Does anyone have any experience with these dog boxes? I would be interested in getting your feedback on them. Thanks!


----------



## Buck Mann (Apr 16, 2003)

I have an Uplander distributed by Rush River. It has a wood interior, foam insulation and aluminum exterior. I've had it for 3 years and have had no problems with it. The box is well built and has stood up to everything well.

Buck


----------



## Spa City (Jan 7, 2004)

*Uplander box*

I really appreciate the feedback. Knowing that you're in a southern climate is also of interest due to the heat we have to endure.
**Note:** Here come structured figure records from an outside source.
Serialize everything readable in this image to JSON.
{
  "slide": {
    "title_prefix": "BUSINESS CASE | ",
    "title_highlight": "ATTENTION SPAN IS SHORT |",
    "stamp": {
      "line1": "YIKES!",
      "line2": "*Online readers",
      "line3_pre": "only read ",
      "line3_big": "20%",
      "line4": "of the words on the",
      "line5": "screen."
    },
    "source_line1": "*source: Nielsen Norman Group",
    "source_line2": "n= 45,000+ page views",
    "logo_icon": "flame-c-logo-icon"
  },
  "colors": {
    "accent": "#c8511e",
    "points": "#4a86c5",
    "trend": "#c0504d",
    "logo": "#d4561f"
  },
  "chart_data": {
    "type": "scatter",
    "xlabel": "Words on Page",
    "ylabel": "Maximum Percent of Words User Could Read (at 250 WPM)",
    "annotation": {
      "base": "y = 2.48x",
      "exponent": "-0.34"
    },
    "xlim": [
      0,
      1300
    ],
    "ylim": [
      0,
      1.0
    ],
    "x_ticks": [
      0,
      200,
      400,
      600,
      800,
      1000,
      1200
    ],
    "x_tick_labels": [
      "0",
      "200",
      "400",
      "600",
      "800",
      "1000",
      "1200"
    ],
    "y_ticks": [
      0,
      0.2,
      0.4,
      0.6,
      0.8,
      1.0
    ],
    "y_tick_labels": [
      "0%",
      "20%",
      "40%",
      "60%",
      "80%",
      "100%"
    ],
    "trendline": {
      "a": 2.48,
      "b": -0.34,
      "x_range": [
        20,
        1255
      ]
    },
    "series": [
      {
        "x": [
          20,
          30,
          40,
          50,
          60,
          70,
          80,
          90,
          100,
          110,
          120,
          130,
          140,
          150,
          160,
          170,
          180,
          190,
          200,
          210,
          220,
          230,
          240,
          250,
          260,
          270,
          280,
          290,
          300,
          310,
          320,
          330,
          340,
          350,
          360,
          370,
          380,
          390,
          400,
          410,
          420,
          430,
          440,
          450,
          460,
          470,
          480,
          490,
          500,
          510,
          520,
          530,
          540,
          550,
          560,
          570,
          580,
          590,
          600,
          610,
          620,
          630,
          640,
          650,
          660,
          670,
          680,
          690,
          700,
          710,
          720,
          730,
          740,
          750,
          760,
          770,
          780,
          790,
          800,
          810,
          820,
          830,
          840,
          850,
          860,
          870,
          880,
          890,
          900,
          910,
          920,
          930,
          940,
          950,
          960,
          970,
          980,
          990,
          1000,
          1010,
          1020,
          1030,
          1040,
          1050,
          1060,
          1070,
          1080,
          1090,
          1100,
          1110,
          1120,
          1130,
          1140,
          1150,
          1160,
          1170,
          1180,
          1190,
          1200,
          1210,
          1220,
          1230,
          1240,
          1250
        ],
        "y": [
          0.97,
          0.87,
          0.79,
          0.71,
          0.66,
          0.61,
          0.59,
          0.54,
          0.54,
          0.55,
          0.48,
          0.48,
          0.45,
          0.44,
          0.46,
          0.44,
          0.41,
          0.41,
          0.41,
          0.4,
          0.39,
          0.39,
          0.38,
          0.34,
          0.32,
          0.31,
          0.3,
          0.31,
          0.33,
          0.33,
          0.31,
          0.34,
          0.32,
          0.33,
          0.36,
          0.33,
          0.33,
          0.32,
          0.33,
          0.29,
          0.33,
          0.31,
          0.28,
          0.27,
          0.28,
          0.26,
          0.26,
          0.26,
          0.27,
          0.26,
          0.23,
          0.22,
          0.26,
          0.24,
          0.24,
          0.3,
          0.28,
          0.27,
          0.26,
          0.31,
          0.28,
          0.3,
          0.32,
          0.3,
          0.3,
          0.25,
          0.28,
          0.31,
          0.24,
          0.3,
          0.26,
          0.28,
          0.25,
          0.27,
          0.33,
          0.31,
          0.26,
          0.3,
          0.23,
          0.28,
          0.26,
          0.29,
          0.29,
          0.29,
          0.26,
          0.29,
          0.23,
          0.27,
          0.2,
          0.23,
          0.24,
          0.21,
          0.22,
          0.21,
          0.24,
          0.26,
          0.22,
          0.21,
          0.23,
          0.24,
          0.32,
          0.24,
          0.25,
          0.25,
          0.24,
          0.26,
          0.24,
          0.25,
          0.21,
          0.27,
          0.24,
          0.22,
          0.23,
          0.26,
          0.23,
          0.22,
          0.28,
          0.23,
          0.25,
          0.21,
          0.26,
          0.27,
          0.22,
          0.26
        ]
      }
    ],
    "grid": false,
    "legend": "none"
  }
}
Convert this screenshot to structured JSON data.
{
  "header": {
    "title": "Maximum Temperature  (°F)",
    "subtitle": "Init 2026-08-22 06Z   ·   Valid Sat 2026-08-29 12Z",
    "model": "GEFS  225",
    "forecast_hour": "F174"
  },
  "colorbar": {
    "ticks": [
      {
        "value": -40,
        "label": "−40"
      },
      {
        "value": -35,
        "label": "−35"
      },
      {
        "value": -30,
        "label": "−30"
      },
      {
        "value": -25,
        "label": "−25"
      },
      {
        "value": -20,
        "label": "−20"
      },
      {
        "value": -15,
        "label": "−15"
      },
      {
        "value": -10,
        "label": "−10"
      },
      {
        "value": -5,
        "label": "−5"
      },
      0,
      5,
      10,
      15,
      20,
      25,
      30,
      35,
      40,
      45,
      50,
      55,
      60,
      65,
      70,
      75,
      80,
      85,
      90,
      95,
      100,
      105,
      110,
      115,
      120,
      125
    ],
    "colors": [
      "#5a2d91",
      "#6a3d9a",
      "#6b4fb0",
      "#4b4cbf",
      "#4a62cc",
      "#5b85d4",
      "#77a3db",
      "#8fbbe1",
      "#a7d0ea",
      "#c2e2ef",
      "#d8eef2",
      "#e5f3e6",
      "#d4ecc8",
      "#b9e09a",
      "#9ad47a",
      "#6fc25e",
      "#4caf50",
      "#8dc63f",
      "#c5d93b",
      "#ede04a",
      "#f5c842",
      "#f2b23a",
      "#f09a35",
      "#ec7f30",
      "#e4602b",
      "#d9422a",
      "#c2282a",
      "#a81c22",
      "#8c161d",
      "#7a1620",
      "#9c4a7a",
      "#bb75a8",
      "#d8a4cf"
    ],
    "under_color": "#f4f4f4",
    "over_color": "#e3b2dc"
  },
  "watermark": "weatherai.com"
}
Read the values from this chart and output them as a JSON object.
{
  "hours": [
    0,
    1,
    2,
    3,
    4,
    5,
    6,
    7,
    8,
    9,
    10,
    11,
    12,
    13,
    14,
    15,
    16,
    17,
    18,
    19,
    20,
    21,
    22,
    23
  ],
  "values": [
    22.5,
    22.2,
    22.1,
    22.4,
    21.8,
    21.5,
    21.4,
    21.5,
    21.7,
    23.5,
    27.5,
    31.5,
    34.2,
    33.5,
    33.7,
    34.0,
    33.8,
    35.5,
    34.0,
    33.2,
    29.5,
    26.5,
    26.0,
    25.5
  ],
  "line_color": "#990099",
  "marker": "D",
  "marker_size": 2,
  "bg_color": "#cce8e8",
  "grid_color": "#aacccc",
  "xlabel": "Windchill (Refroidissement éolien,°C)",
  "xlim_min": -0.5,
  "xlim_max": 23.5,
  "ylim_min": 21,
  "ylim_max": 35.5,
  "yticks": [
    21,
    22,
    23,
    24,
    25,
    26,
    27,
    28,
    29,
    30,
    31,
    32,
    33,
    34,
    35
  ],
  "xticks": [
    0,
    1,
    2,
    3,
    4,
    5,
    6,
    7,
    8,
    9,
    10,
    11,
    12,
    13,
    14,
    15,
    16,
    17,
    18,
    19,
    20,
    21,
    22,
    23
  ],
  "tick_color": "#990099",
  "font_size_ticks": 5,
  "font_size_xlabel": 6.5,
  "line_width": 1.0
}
Do you use it during the spring and summer?


----------



## Buck Mann (Apr 16, 2003)

It is well insulated and very cool in hot weather. I had the sliding ventilation openings put on all 3 sides. I just bought a new truck and put a cap on it. I'm selling my box if your are close to Florida.

Buck


----------



## Spa City (Jan 7, 2004)

I'm not close to Florida or I'd come see it. I'm looking at the diamond plate box. I really appreciate the offer and information. Maybe someone on this forum is close and interested in the aluminum box. Thanks again!


----------



## Guest (Jan 21, 2004)

Buck,

Do you have any pictures? How much do you want for it?


----------